Water figures prominently in another aspect of plant physiology. Water moves up through the stem to the leaves, involving proteins called aquaporins. "There is a big family of genes that encode aquaporins, and in Arabidopsis the circadian clock governs the expression cycles of about a third of those genes," says McClung. "That suggests there is a mechanism to actually regulate this hydraulic conductivity over time, constituting another instance where the clock is involved in water use efficiency."

New Frontiers

Together with colleagues in Wyoming, Wisconsin, and Missouri, McClung has been looking at another crop, Brassica rapa, a close relative of which is the source of canola oil. With a five-year National Science Foundation grant of more than $5 million, the group is investigating Brassica's circadian patterns, looking at inheritance and water use efficiency. "We have mapped 10 genetic regions that are associated with water use efficiency," says McClung. "We have also traced circadian parameters to most of those same areas, suggesting a link between the two. This association suggests that we could potentially use the clock to manipulate water use efficiency."

In a related project, McClung will be working with soybeans, attempting to correlate circadian period length with latitude. "If we can understand the clock, we might then manipulate the clock in ways to achieve desired goals, including water use efficiency and better yield."

Why and How?

McClung feels strongly that this sort of basic research has the potential to contribute in significant ways to food production increases. "Whether or not we achieve that increase or whether it allows us to fertilize a little less and so pollute a little less but maintain the same productivity level, anything in the net direction that is positive is going to help," he says. "We can't necessarily say exactly how it will help, but I think it's not unreasonable to think that this very basic research can have a real world impact, and one hopes it will."

Genetically Modified Organisms (GMOs)

"We will need to genetically modify our plants to control our circadian biological clocks," says Professor Rob McClung. "Every domesticated plant and animal that we have today is already genetically modified. None of them are as they are found in nature.
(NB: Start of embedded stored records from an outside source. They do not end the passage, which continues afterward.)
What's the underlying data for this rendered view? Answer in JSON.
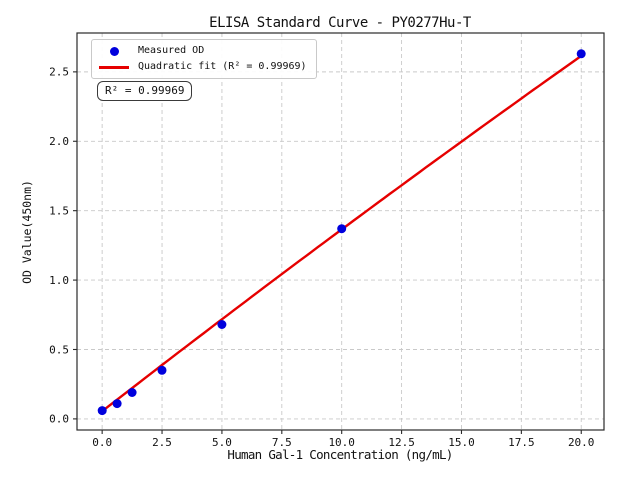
{
  "figure": {
    "kind": "matplotlib-style ELISA standard curve plot"
  },
  "chart_data": {
    "type": "scatter",
    "title": "ELISA Standard Curve - PY0277Hu-T",
    "xlabel": "Human Gal-1 Concentration (ng/mL)",
    "ylabel": "OD Value(450nm)",
    "xlim": [
      -1.05,
      20.95
    ],
    "ylim": [
      -0.08,
      2.78
    ],
    "x_ticks": [
      0,
      2.5,
      5,
      7.5,
      10,
      12.5,
      15,
      17.5,
      20
    ],
    "x_tick_labels": [
      "0.0",
      "2.5",
      "5.0",
      "7.5",
      "10.0",
      "12.5",
      "15.0",
      "17.5",
      "20.0"
    ],
    "y_ticks": [
      0,
      0.5,
      1,
      1.5,
      2,
      2.5
    ],
    "y_tick_labels": [
      "0.0",
      "0.5",
      "1.0",
      "1.5",
      "2.0",
      "2.5"
    ],
    "grid": true,
    "grid_style": "dashed",
    "legend_position": "upper-left",
    "series": [
      {
        "name": "Measured OD",
        "type": "scatter",
        "marker": "circle",
        "color": "#0000dd",
        "x": [
          0,
          0.625,
          1.25,
          2.5,
          5,
          10,
          20
        ],
        "y": [
          0.06,
          0.11,
          0.19,
          0.35,
          0.68,
          1.37,
          2.63
        ]
      },
      {
        "name": "Quadratic fit (R² = 0.99969)",
        "type": "line",
        "color": "#e60000",
        "fit": "quadratic",
        "coeffs": [
          -0.0003,
          0.134,
          0.055
        ],
        "x_range": [
          0,
          20
        ]
      }
    ],
    "annotation": {
      "text": "R² = 0.99969"
    },
    "r_squared": 0.99969,
    "colors": {
      "grid": "#c9c9c9",
      "spine": "#2a2a2a",
      "tick_text": "#111111",
      "background": "#ffffff"
    }
  },
  "legend": {
    "items": [
      {
        "label": "Measured OD",
        "marker": "dot",
        "color": "#0000dd"
      },
      {
        "label": "Quadratic fit (R² = 0.99969)",
        "marker": "line",
        "color": "#e60000"
      }
    ]
  }
}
We have manipulated their genes by selective breeding and creating hybrids."

To produce the corn we eat today, prehistoric farmers first had to find some variant that had a desirable trait, keep its seeds and plant them, repeating the process for countless generations to bring out that trait. That is selective breeding and it produced a plant whose genome was modified.
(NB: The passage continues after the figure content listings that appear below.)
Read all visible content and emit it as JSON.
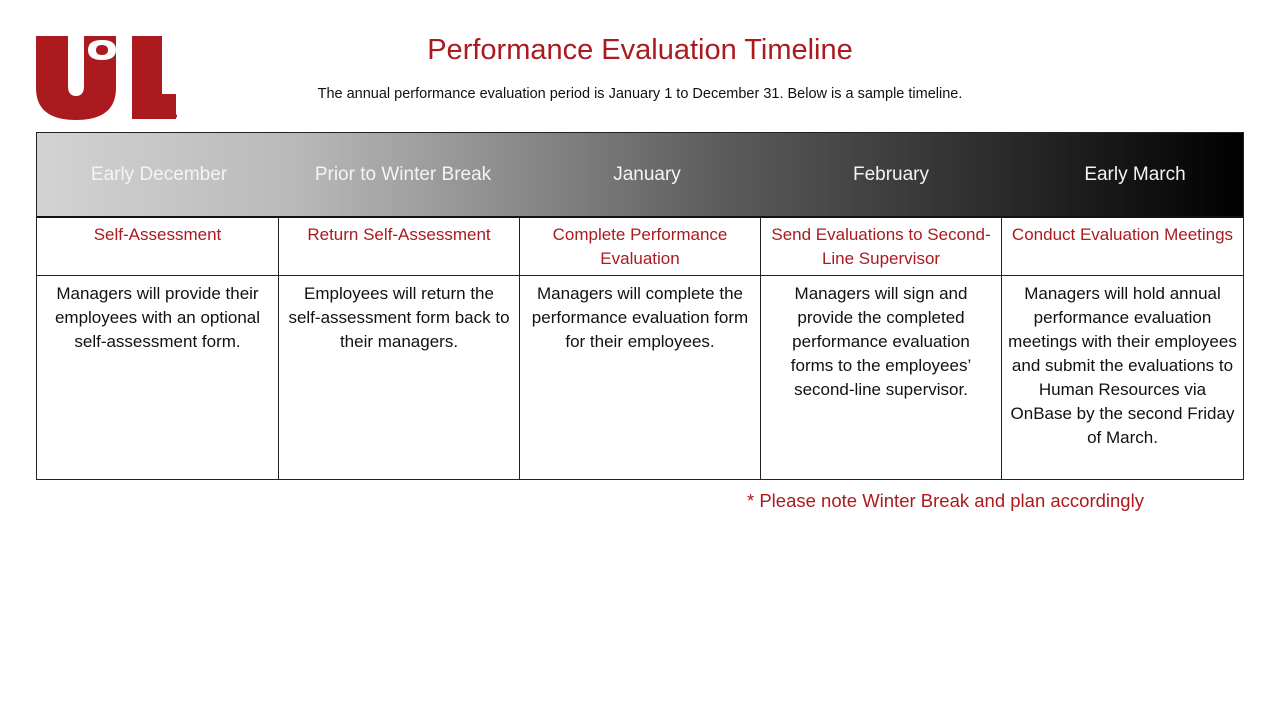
{
  "logo": {
    "text": "UofL",
    "brand_color": "#ab1a1f"
  },
  "title": "Performance Evaluation Timeline",
  "subtitle": "The annual performance evaluation period is January 1 to December 31. Below is a sample timeline.",
  "columns": [
    {
      "period": "Early December",
      "task": "Self-Assessment",
      "description": "Managers will provide their employees with an optional self-assessment form."
    },
    {
      "period": "Prior to Winter Break",
      "task": "Return Self-Assessment",
      "description": "Employees will return the self-assessment form back to their managers."
    },
    {
      "period": "January",
      "task": "Complete Performance Evaluation",
      "description": "Managers will complete the performance evaluation form for their employees."
    },
    {
      "period": "February",
      "task": "Send Evaluations to Second-Line Supervisor",
      "description": "Managers will sign and provide the completed performance evaluation forms to the employees’ second-line supervisor."
    },
    {
      "period": "Early March",
      "task": "Conduct Evaluation Meetings",
      "description": "Managers will hold annual performance evaluation meetings with their employees and submit the evaluations to Human Resources via OnBase by the second Friday of March."
    }
  ],
  "note": "* Please note Winter Break and plan accordingly"
}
To make a tomato plant resistant to a particular disease or pest, we might find some related pest-resistant species in the wild and cross it with our garden variety tomato to produce a hybrid. Successive crosses would preserve the "tomato-ness" while selectively retaining that little bit from the wild relative that resists tomato-eating bugs.

"Along with introducing the gene or set of genes encoding resistance, we may have also brought in a whole bunch of other ill-defined genes on either side," McClung says. "We don't know the extent of it. We don't know what else is in there. While some regard this as a 'natural' approach, the unknown genetic fellow travelers could be problematic or even dangerous."
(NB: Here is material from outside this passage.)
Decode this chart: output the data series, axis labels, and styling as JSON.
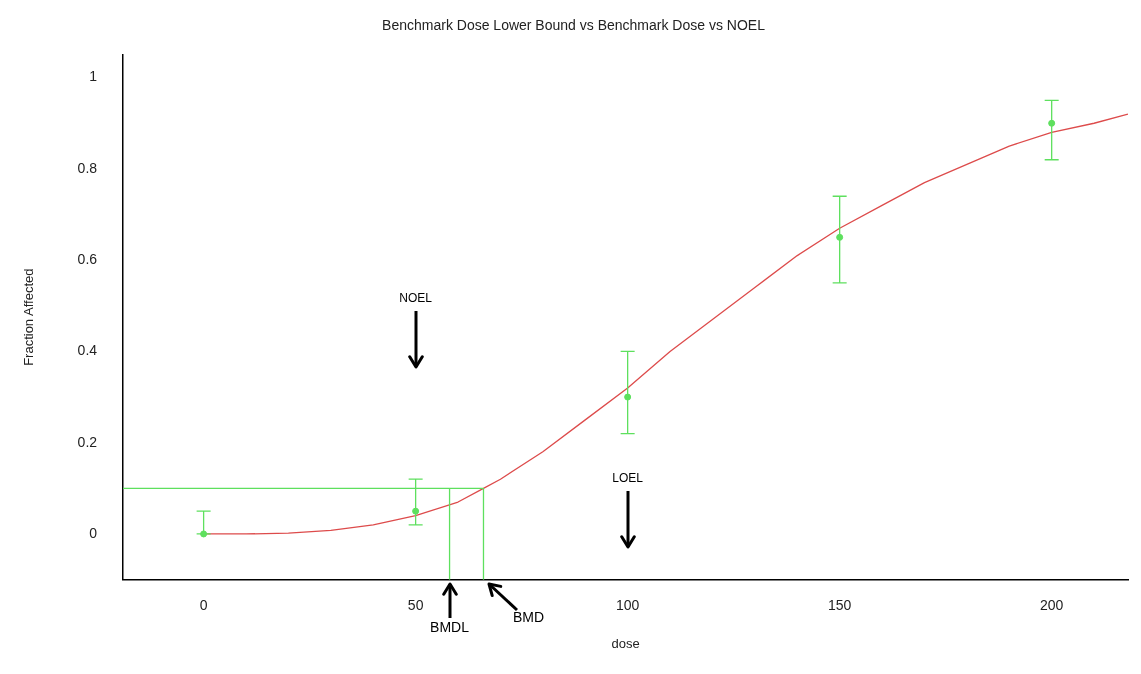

For more than 20 years, we have possessed the technology to precisely insert a single gene, making one change and only one change, producing what is known as recombinant DNA. "We are modifying genes in a much more informed way and precise way, targeting specific genes and manipulating those," he says.

"Nevertheless, there is vocal opposition to this practice, in spite of the fact that we have been doing it for decades and there is yet to be a single example of anything bad happening from that," says McClung. "It is a philosophical standpoint based on a lack of understanding. People don't understand the science and they come up with a lot of arguments against it."

The dilemma rests on timing. Conventional breeding, though imprecise and unpredictable, is a workable but lengthy process. Recombinant DNA is fast. In a world beset by overpopulation, famine and global climate change, McClung questions whether we can really afford the time to wait.